Por que o Conselho Nacional de Segurança Alimentar e Nutricional é necessário?

Por Patrícia Constante Jaime*, no Jornal da USP

A Medida Provisória n. 870, de 01 de janeiro de 2019, publicada pelo novo governo federal de modo a estabelecer a organização administrativa dos órgãos da Presidência da República e seus Ministérios, trouxe más noticias para a política pública de segurança alimentar e nutricional.

Ela revoga inciso e artigo da Lei Orgânica de Segurança Alimentar e Nutricional/LOSAN, de 2006, de modo a levar a extinção do Conselho Nacional de Segurança Alimentar e Nutricional/CONSEA na estrutura organizativa do Sistema Nacional de Segurança Alimentar e Nutricional – SISAN.

O CONSEA Nacional era um órgão de assessoramento à Presidência da República cuja competência institucional tratava do controle social na formulação, execução e monitoramento da Política Nacional de Segurança Alimentar e Nutricional.  Representava um espaço de consolidação da participação da sociedade nas políticas voltadas à promoção de sistemas alimentares saudáveis e sustentáveis e de defesa de uma agenda da administração pública que defenda os cidadãos da violação do direito humano à alimentação adequada.

Criado, em 1993, à época do governo Itamar Franco e sob demanda da sociedade civil articulada nos movimentos Ética na Política e Ação da Cidadania Contra a Fome, a Miséria e pela Vida, o CONSEA foi, em uma perspectiva histórica, a primeira tentativa de elevar o debate sobre segurança alimentar e nutricional para uma arena política intersetorial, plural e participativa. Pelo caráter transitório do então governo e pela frágil inserção do tema na agenda política brasileira, o conselho foi extinto em 1994, um ano após sua proposição. Recriado em 2003, o CONSEA assumiu a importante tarefa de não ser apenas um espaço institucional de diálogo do governo com a sociedade, mas também de ser o lócus impulsionador da elaboração participativa do Projeto de Lei Orgânica para a Segurança Alimentar e Nutricional no país, o que ocorreu em 2006.

Desde então, observou-se o rompimento de ações pontuais e fragmentadas em direção a um novo paradigma na construção e governança de políticas públicas em segurança alimentar e nutricional. Progressivamente, têm-se implantado de forma mais articulada programas e ações de proteção social, de superação da pobreza e redução das desigualdades, de fomento a produção agrícola de base familiar e de acesso à alimentação. Neste espectro, está o aprimoramento do marco normativo do histórico Programa Nacional de Alimentação Escolar e sua interface com os programas de compras públicas de alimentos produzidos por agricultores familiares. Iniciativas como essa foram produzidas e articuladas no âmbito do CONSEA e foram reconhecidas pelas Nações Unidas, em 2014, como responsáveis pela saída do Brasil do Mapa da Fome.

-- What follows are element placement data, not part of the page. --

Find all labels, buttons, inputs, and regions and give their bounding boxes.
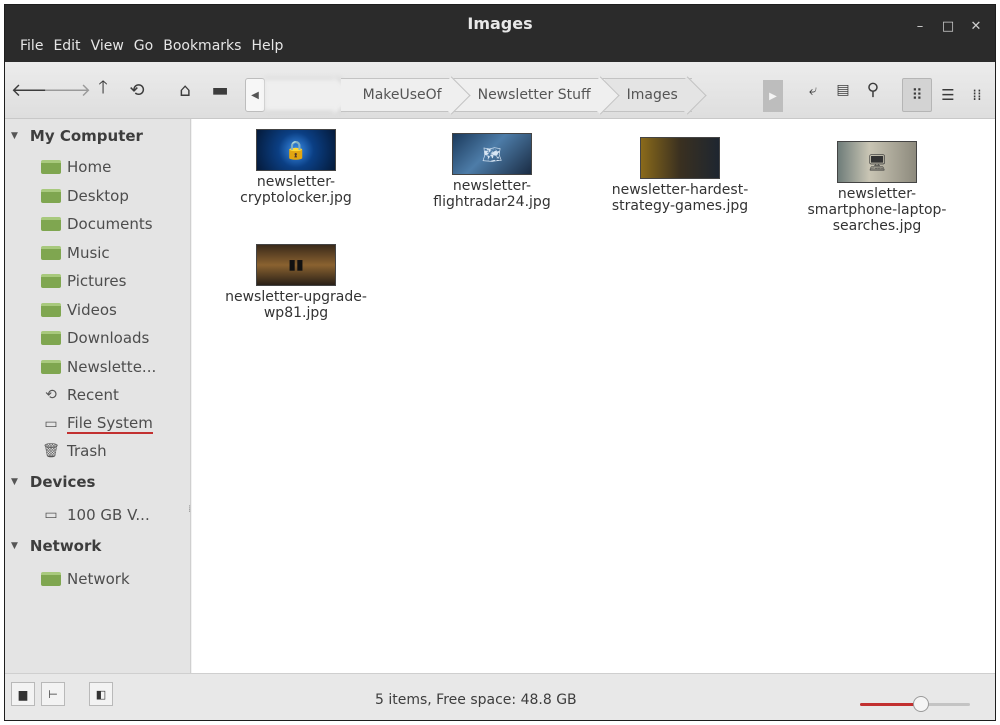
zoom-slider-fill bbox=[860, 703, 921, 706]
window-title: Images bbox=[467, 14, 533, 33]
window-controls: – □ ✕ bbox=[913, 19, 983, 34]
sidebar-section-my-computer[interactable]: ▼ My Computer bbox=[11, 127, 143, 145]
menu-file[interactable]: File bbox=[15, 38, 48, 54]
sidebar-item-music[interactable]: Music bbox=[41, 244, 110, 262]
sidebar-item-recent[interactable]: ⟲ Recent bbox=[41, 386, 119, 404]
search-icon[interactable]: ⚲ bbox=[861, 78, 885, 102]
expand-icon[interactable]: ▼ bbox=[11, 541, 18, 551]
sidebar-item-volume[interactable]: ▭ 100 GB V... bbox=[41, 506, 149, 524]
breadcrumb-scroll-left[interactable]: ◀ bbox=[245, 78, 265, 112]
toggle-sidebar-button[interactable]: ◧ bbox=[89, 682, 113, 706]
home-icon[interactable]: ⌂ bbox=[173, 78, 197, 102]
world-map-icon: 🗺 bbox=[481, 144, 503, 164]
file-item[interactable]: ▮▮ newsletter-upgrade- wp81.jpg bbox=[216, 244, 376, 321]
expand-icon[interactable]: ▼ bbox=[11, 477, 18, 487]
menu-go[interactable]: Go bbox=[129, 38, 158, 54]
breadcrumb-hidden[interactable] bbox=[265, 78, 341, 112]
arrow-up-icon[interactable]: 🡑 bbox=[91, 77, 115, 102]
status-text: 5 items, Free space: 48.8 GB bbox=[375, 692, 577, 708]
close-icon[interactable]: ✕ bbox=[969, 19, 983, 34]
file-item[interactable]: 🔒 newsletter- cryptolocker.jpg bbox=[226, 129, 366, 206]
videos-folder-icon bbox=[41, 303, 61, 317]
folder-icon bbox=[41, 160, 61, 174]
sidebar-icon: ◧ bbox=[95, 687, 107, 701]
show-treeview-button[interactable]: ⊢ bbox=[41, 682, 65, 706]
sidebar-item-file-system[interactable]: ▭ File System bbox=[41, 414, 153, 434]
zoom-slider[interactable] bbox=[860, 696, 970, 712]
sidebar-item-newsletter[interactable]: Newslette... bbox=[41, 358, 156, 376]
file-item[interactable]: newsletter-hardest- strategy-games.jpg bbox=[600, 137, 760, 214]
maximize-icon[interactable]: □ bbox=[941, 19, 955, 34]
menu-help[interactable]: Help bbox=[246, 38, 288, 54]
folder-icon bbox=[41, 360, 61, 374]
file-item[interactable]: 🖥 newsletter- smartphone-laptop- searche… bbox=[797, 141, 957, 234]
network-icon bbox=[41, 572, 61, 586]
drive-icon: ▭ bbox=[44, 507, 58, 523]
sidebar-section-network[interactable]: ▼ Network bbox=[11, 537, 101, 555]
music-folder-icon bbox=[41, 246, 61, 260]
expand-icon[interactable]: ▼ bbox=[11, 131, 18, 141]
sidebar-item-trash[interactable]: 🗑 Trash bbox=[41, 442, 107, 460]
title-bar: Images – □ ✕ File Edit View Go Bookmarks… bbox=[5, 5, 995, 62]
folder-icon bbox=[41, 217, 61, 231]
drive-icon: ▭ bbox=[44, 416, 58, 432]
sidebar-resize-handle[interactable]: ⁞ bbox=[188, 505, 191, 515]
menu-edit[interactable]: Edit bbox=[48, 38, 85, 54]
image-thumbnail: 🖥 bbox=[837, 141, 917, 183]
file-item[interactable]: 🗺 newsletter- flightradar24.jpg bbox=[422, 133, 562, 210]
sidebar-section-devices[interactable]: ▼ Devices bbox=[11, 473, 95, 491]
sidebar-item-pictures[interactable]: Pictures bbox=[41, 272, 126, 290]
breadcrumb-makeuseof[interactable]: MakeUseOf bbox=[340, 78, 456, 112]
folder-icon bbox=[41, 189, 61, 203]
arrow-right-icon[interactable]: 🡒 bbox=[43, 78, 91, 102]
sidebar-item-home[interactable]: Home bbox=[41, 158, 111, 176]
recent-icon: ⟲ bbox=[45, 387, 57, 403]
sidebar-item-videos[interactable]: Videos bbox=[41, 301, 117, 319]
icon-view-button[interactable]: ⠿ bbox=[902, 78, 932, 112]
sidebar-item-documents[interactable]: Documents bbox=[41, 215, 153, 233]
folder-icon: ▆ bbox=[18, 687, 28, 701]
tree-icon: ⊢ bbox=[48, 687, 58, 701]
list-view-button[interactable]: ☰ bbox=[933, 78, 963, 112]
menu-bookmarks[interactable]: Bookmarks bbox=[158, 38, 246, 54]
lock-icon: 🔒 bbox=[284, 139, 308, 161]
menu-bar: File Edit View Go Bookmarks Help bbox=[15, 38, 288, 54]
show-places-button[interactable]: ▆ bbox=[11, 682, 35, 706]
phone-icon: ▮▮ bbox=[288, 257, 304, 273]
breadcrumb: ◀ MakeUseOf Newsletter Stuff Images bbox=[245, 78, 692, 112]
minimize-icon[interactable]: – bbox=[913, 19, 927, 34]
image-thumbnail: 🗺 bbox=[452, 133, 532, 175]
sidebar: ▼ My Computer Home Desktop Documents Mus… bbox=[5, 119, 191, 673]
file-view[interactable]: 🔒 newsletter- cryptolocker.jpg 🗺 newslet… bbox=[192, 119, 995, 673]
sidebar-item-downloads[interactable]: Downloads bbox=[41, 329, 149, 347]
computer-icon[interactable]: ▬ bbox=[208, 78, 232, 102]
monitor-icon: 🖥 bbox=[866, 152, 888, 172]
image-thumbnail bbox=[640, 137, 720, 179]
connect-server-icon[interactable]: ▤ bbox=[831, 78, 855, 102]
sidebar-item-desktop[interactable]: Desktop bbox=[41, 187, 129, 205]
reload-icon[interactable]: ⟲ bbox=[125, 78, 149, 102]
menu-view[interactable]: View bbox=[86, 38, 129, 54]
sidebar-item-network[interactable]: Network bbox=[41, 570, 130, 588]
open-terminal-icon[interactable]: ⤶ bbox=[801, 78, 825, 102]
pictures-folder-icon bbox=[41, 274, 61, 288]
toolbar: 🡐 🡒 🡑 ⟲ ⌂ ▬ ◀ MakeUseOf Newsletter Stuff… bbox=[5, 62, 995, 119]
status-bar: ▆ ⊢ ◧ 5 items, Free space: 48.8 GB bbox=[5, 673, 995, 720]
zoom-slider-handle[interactable] bbox=[912, 696, 929, 712]
breadcrumb-scroll-right[interactable]: ▶ bbox=[763, 80, 783, 112]
trash-icon: 🗑 bbox=[42, 443, 60, 459]
file-manager-window: Images – □ ✕ File Edit View Go Bookmarks… bbox=[4, 4, 996, 721]
image-thumbnail: 🔒 bbox=[256, 129, 336, 171]
downloads-folder-icon bbox=[41, 331, 61, 345]
image-thumbnail: ▮▮ bbox=[256, 244, 336, 286]
breadcrumb-newsletter-stuff[interactable]: Newsletter Stuff bbox=[455, 78, 605, 112]
compact-view-button[interactable]: ⁞⁞ bbox=[962, 78, 992, 112]
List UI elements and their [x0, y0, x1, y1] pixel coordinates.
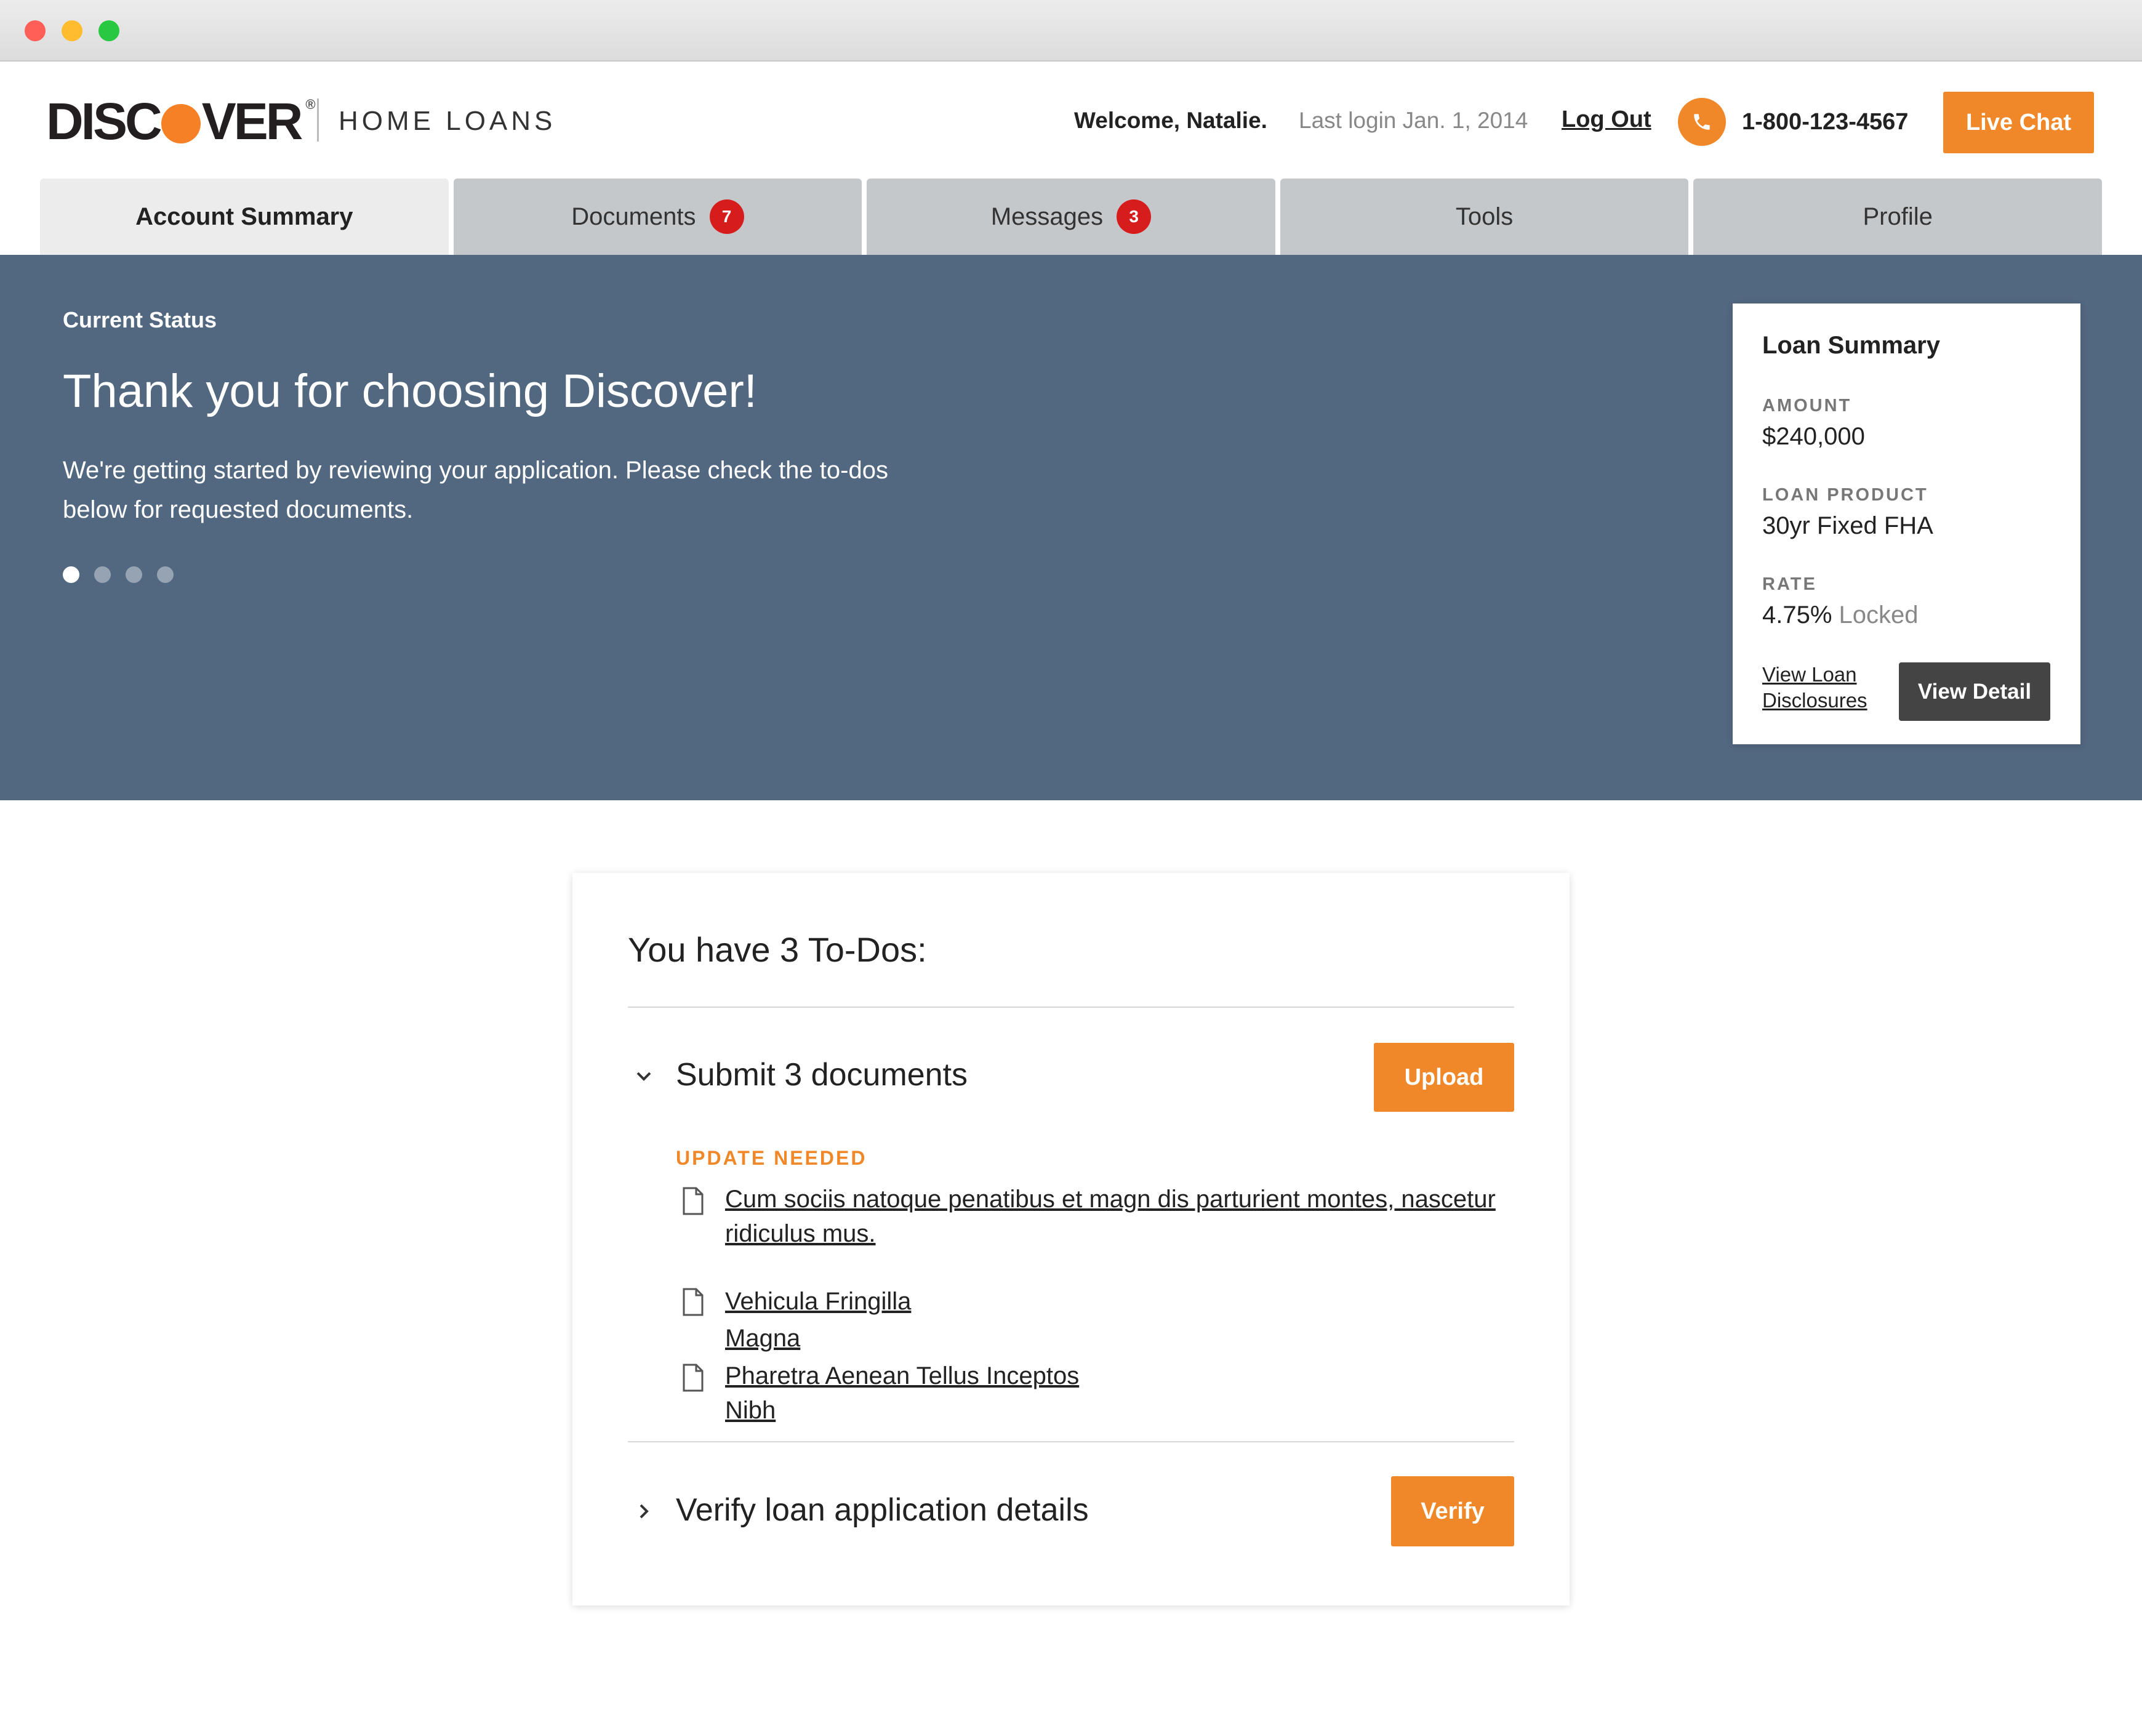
- update-needed-label: UPDATE NEEDED: [676, 1147, 867, 1169]
- carousel-dot-4[interactable]: [157, 566, 174, 583]
- divider: [628, 1441, 1514, 1442]
- phone-glyph: [1694, 114, 1710, 130]
- tab-label: Profile: [1863, 203, 1933, 230]
- document-link[interactable]: Vehicula Fringilla Magna: [725, 1283, 971, 1357]
- window-maximize-button[interactable]: [98, 20, 119, 41]
- messages-count-badge: 3: [1117, 199, 1152, 234]
- hero-text: We're getting started by reviewing your …: [63, 457, 888, 523]
- hero-label: Current Status: [63, 307, 217, 332]
- last-login-text: Last login Jan. 1, 2014: [1299, 108, 1528, 133]
- todo-item-title[interactable]: Verify loan application details: [676, 1492, 1089, 1529]
- amount-value: $240,000: [1762, 423, 1865, 450]
- rate-value: 4.75%: [1762, 601, 1832, 629]
- logo-registered-mark: ®: [305, 97, 315, 112]
- browser-chrome: [0, 0, 2142, 62]
- tab-profile[interactable]: Profile: [1693, 179, 2102, 255]
- tab-documents[interactable]: Documents 7: [453, 179, 862, 255]
- carousel-dot-2[interactable]: [94, 566, 111, 583]
- phone-icon[interactable]: [1678, 98, 1726, 146]
- chevron-right-glyph: [640, 1504, 649, 1519]
- live-chat-button[interactable]: Live Chat: [1943, 92, 2094, 153]
- welcome-text: Welcome, Natalie.: [1074, 108, 1267, 133]
- todo-title: You have 3 To-Dos:: [628, 930, 927, 969]
- loan-product-label: LOAN PRODUCT: [1762, 485, 1928, 505]
- rate-status: Locked: [1839, 601, 1919, 629]
- logout-link[interactable]: Log Out: [1562, 106, 1651, 133]
- logo-divider: [317, 98, 319, 142]
- discover-logo[interactable]: DISC VER ®: [46, 92, 316, 150]
- logo-text-right: VER: [201, 92, 303, 150]
- logo-text-left: DISC: [46, 92, 162, 150]
- document-icon: [683, 1288, 704, 1316]
- view-loan-disclosures-link[interactable]: View Loan Disclosures: [1762, 662, 1885, 713]
- carousel-dot-1[interactable]: [63, 566, 79, 583]
- tab-label: Tools: [1455, 203, 1514, 230]
- window-minimize-button[interactable]: [62, 20, 82, 41]
- view-detail-button[interactable]: View Detail: [1899, 662, 2050, 721]
- document-icon: [683, 1187, 704, 1215]
- loan-summary-title: Loan Summary: [1762, 332, 1940, 359]
- logo-orange-circle: [161, 104, 201, 143]
- amount-label: AMOUNT: [1762, 396, 1852, 416]
- loan-product-value: 30yr Fixed FHA: [1762, 512, 1933, 539]
- rate-value-row: 4.75% Locked: [1762, 601, 1919, 629]
- tab-label: Documents: [571, 203, 696, 230]
- brand-subtitle: HOME LOANS: [339, 106, 556, 136]
- tab-tools[interactable]: Tools: [1280, 179, 1689, 255]
- loan-summary-card: Loan Summary AMOUNT $240,000 LOAN PRODUC…: [1733, 303, 2080, 744]
- tab-messages[interactable]: Messages 3: [867, 179, 1275, 255]
- upload-button[interactable]: Upload: [1374, 1043, 1514, 1112]
- chevron-down-icon[interactable]: [632, 1064, 656, 1088]
- hero-title: Thank you for choosing Discover!: [63, 365, 757, 417]
- chevron-right-icon[interactable]: [632, 1499, 656, 1524]
- todo-item-title[interactable]: Submit 3 documents: [676, 1056, 968, 1093]
- todo-card: You have 3 To-Dos: Submit 3 documents Up…: [572, 873, 1570, 1605]
- carousel-indicators: [63, 566, 174, 583]
- document-icon: [683, 1364, 704, 1392]
- status-hero: Current Status Thank you for choosing Di…: [0, 255, 2142, 800]
- verify-button[interactable]: Verify: [1391, 1476, 1514, 1546]
- main-tabs: Account Summary Documents 7 Messages 3 T…: [40, 179, 2102, 255]
- tab-account-summary[interactable]: Account Summary: [40, 179, 449, 255]
- chevron-down-glyph: [636, 1072, 651, 1081]
- divider: [628, 1007, 1514, 1008]
- phone-number[interactable]: 1-800-123-4567: [1742, 109, 1908, 135]
- window-close-button[interactable]: [25, 20, 46, 41]
- document-link[interactable]: Pharetra Aenean Tellus Inceptos Nibh: [725, 1359, 1119, 1428]
- carousel-dot-3[interactable]: [126, 566, 142, 583]
- tab-label: Messages: [990, 203, 1104, 230]
- rate-label: RATE: [1762, 574, 1817, 594]
- tab-label: Account Summary: [135, 203, 353, 230]
- documents-count-badge: 7: [709, 199, 744, 234]
- document-link[interactable]: Cum sociis natoque penatibus et magn dis…: [725, 1182, 1525, 1251]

Por outro lado, novas expressões da insegurança alimentar, como a perda dos padrões alimentares tradicionais, o aumento do consumo de alimentos ultraprocessados, a obesidade e a exposição da população a alimentos contaminados por agrotóxicos, ganham proporções epidêmicas. Os sistemas alimentares, incluindo os processos de produção, transformação, distribuição, marketing e consumo de alimentos, estão fortemente relacionados à transição alimentar e nutricional observada nas últimas décadas e precisam ser reposicionados para não apenas ofertar alimentos, mas sim promover dietas mais saudáveis e sustentáveis para todos.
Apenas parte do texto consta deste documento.